Other incidents are not so well known, said Kassa, citing the teen son of Ghanaian immigrants, who fell to his death from a rooftop after running from police earlier this month in the Bronx. He said there was more news coverage this month when the daughter of Somali immigrants in Minnesota and the North Carolina-educated son of a Nigerian immigrant were both admitted to all eight of America’s Ivy League universities.

“We have to tell all of our stories – and not all of them are examples of the American dream,” said Kassa.

Kassa said the academic achievement of African immigrants and first-generation Africans in the U.S. ranks among the highest in the nation.
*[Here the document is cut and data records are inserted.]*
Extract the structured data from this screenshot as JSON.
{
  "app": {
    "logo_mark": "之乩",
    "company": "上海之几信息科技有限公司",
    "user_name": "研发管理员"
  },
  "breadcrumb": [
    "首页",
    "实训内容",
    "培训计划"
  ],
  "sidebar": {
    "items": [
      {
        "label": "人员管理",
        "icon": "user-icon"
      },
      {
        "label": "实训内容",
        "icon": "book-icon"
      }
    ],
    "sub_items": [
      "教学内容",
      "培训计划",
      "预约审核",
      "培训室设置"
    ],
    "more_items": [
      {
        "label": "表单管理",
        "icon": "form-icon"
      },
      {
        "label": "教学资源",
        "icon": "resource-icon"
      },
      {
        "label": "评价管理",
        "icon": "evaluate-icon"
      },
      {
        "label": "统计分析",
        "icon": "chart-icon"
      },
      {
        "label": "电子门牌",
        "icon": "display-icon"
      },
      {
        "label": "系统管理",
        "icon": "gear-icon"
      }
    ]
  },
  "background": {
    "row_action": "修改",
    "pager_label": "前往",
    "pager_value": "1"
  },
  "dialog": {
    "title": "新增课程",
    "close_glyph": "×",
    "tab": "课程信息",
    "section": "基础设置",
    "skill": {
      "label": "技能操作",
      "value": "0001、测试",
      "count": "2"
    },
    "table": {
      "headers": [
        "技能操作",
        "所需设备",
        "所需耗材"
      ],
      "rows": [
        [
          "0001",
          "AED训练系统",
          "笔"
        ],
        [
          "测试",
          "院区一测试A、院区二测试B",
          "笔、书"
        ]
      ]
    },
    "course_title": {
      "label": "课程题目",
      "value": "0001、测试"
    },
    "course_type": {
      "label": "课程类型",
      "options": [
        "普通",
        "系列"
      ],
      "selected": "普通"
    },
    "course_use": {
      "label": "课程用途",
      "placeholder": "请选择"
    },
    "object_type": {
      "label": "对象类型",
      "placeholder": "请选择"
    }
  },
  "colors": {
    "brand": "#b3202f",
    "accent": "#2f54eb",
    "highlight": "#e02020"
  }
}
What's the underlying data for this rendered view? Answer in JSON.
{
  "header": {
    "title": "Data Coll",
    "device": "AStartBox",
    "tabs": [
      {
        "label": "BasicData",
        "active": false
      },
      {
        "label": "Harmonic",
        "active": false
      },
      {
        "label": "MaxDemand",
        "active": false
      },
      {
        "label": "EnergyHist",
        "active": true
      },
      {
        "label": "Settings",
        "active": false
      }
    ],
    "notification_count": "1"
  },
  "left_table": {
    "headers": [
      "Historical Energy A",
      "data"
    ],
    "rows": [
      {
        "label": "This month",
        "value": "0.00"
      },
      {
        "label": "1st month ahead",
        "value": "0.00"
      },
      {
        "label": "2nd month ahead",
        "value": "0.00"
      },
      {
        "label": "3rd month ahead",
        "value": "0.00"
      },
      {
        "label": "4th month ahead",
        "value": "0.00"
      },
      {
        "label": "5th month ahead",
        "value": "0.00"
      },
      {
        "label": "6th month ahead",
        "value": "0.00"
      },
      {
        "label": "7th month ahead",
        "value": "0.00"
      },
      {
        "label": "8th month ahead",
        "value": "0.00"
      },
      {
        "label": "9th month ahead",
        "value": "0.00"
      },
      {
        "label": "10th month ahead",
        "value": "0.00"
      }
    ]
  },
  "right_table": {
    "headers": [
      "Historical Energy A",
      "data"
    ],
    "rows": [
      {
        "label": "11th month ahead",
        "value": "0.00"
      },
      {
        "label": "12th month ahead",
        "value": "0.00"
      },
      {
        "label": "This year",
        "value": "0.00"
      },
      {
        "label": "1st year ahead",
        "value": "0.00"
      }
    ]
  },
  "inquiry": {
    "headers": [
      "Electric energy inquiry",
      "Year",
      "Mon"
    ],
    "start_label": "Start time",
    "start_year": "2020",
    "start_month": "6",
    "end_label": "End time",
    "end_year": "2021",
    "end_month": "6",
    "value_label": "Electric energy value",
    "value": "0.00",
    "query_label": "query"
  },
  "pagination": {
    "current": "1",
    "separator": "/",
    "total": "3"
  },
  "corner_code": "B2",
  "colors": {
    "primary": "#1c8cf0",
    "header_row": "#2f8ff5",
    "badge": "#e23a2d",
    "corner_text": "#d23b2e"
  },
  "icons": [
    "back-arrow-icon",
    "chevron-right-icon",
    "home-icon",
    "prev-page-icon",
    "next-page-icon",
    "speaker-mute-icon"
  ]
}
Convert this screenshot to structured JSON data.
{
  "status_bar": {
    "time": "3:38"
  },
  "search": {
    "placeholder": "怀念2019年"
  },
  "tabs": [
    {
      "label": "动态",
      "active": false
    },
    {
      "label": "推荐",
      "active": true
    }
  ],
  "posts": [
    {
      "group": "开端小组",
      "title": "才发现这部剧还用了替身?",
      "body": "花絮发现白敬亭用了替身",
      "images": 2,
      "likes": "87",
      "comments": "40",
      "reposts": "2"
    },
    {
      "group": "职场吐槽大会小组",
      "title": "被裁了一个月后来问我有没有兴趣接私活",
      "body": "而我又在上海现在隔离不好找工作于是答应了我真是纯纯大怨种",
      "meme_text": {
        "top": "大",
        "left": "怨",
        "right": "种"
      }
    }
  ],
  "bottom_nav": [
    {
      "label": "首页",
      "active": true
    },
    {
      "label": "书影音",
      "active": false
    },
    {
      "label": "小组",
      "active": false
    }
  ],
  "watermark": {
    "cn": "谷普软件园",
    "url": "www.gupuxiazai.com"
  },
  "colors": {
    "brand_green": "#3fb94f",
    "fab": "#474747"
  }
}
However, he said they face employment discrimination when they graduate and “get the worst return on education.”

A growing population

The African immigrant population has become more active on immigration issues as that population has grown, Kassa said. A Pew Research Center study released earlier this month found that the African immigrant population grew from 570,000 in 2000 to 1.4 million in 2013, an increase of 137 percent.

Some came on work visas, others on student visas, some united with their family in the U.S. and some are undocumented. However, a sizeable portion of African immigrants are not in any of those categories. They came to the U.S. under a visa program designed to diversify the country’s immigrant population.

Recent failed immigration reform legislation in Congress called for the elimination of the “diversity visa” program. African immigrant activists are advocating for immigration policies that include an extension of the program. They also support the objectives of the broader immigration rights movement – among them, initiatives to get more states to make undocumented immigrants eligible for driver’s licenses. Currently, undocumented residents in 10 states can legally obtain licenses.

From access to a driver’s license for the undocumented, to advocating reform that would provide a “fairer” path to citizenship, the African immigrant population shares “common ground” with other immigrant communities in the U.S., said forum speaker Reshma Shamasunder, executive director of the California Immigrant Policy Center.